Ainsi à Brest, le Centre Hospitalier Universitaire a été récemment condamné à rembourser non seulement les frais dentaires d’un patient dont la prothèse a été égarée lors de son intubation, mais également 500 euros au titre de préjudice moral et 300 euros pour le « déficit fonctionnel temporaire » (plus de détails dans cet article). De la même façon, en 2010, le tribunal administratif de Melun avait relevé une faute dans l’organisation d’un hôpital de l’Assistance Publique-Hôpitaux de Paris, après la perte de la prothèse d’une patiente (voir l’article). Autant de préjudices et de frais qui pourraient être facilement évités si toutes ces prothèses amovibles bénéficiaient d’un marquage au moment de leur conception.

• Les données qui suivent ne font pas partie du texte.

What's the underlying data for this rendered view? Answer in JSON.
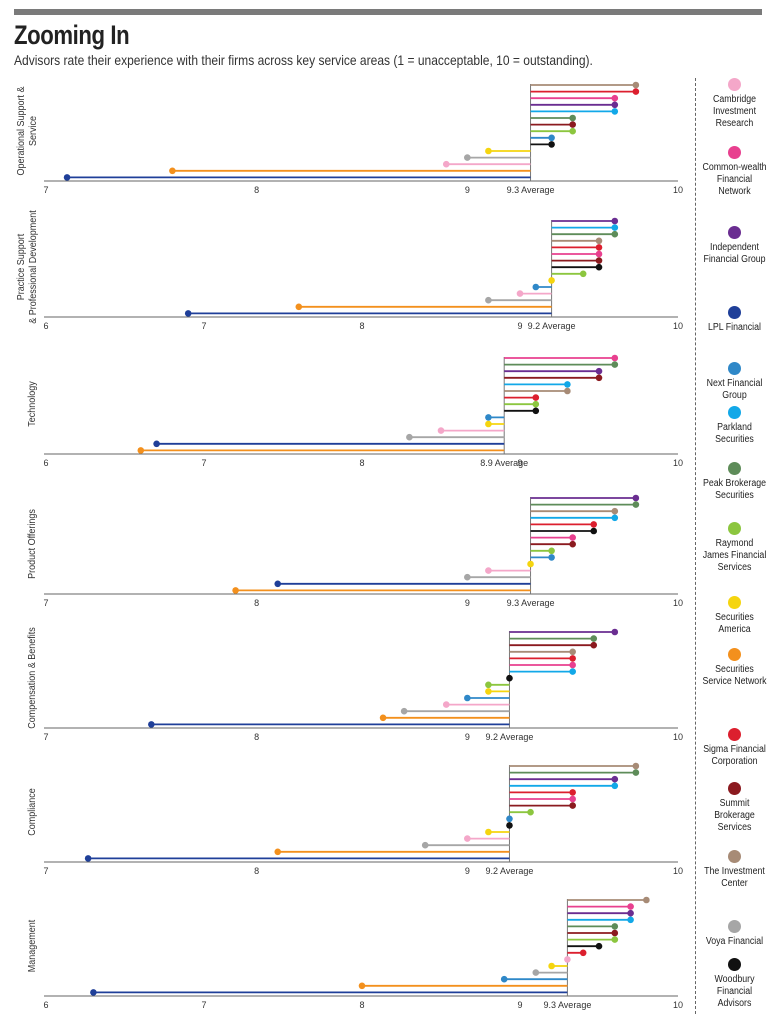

En Nouvelle Aquitaine, le docteur Fournier, chirurgien-dentiste et Président du réseau EHPADENT a mis en place une initiative de gravage des prothèses dentaires des résidents en EHPAD qui sont suivis par le réseau. Selon lui, les bénéfices du marquage des prothèses dentaires sont évidents, d’autant que le coût de cet acte est vraiment faible par rapport au prix d’une prothèse.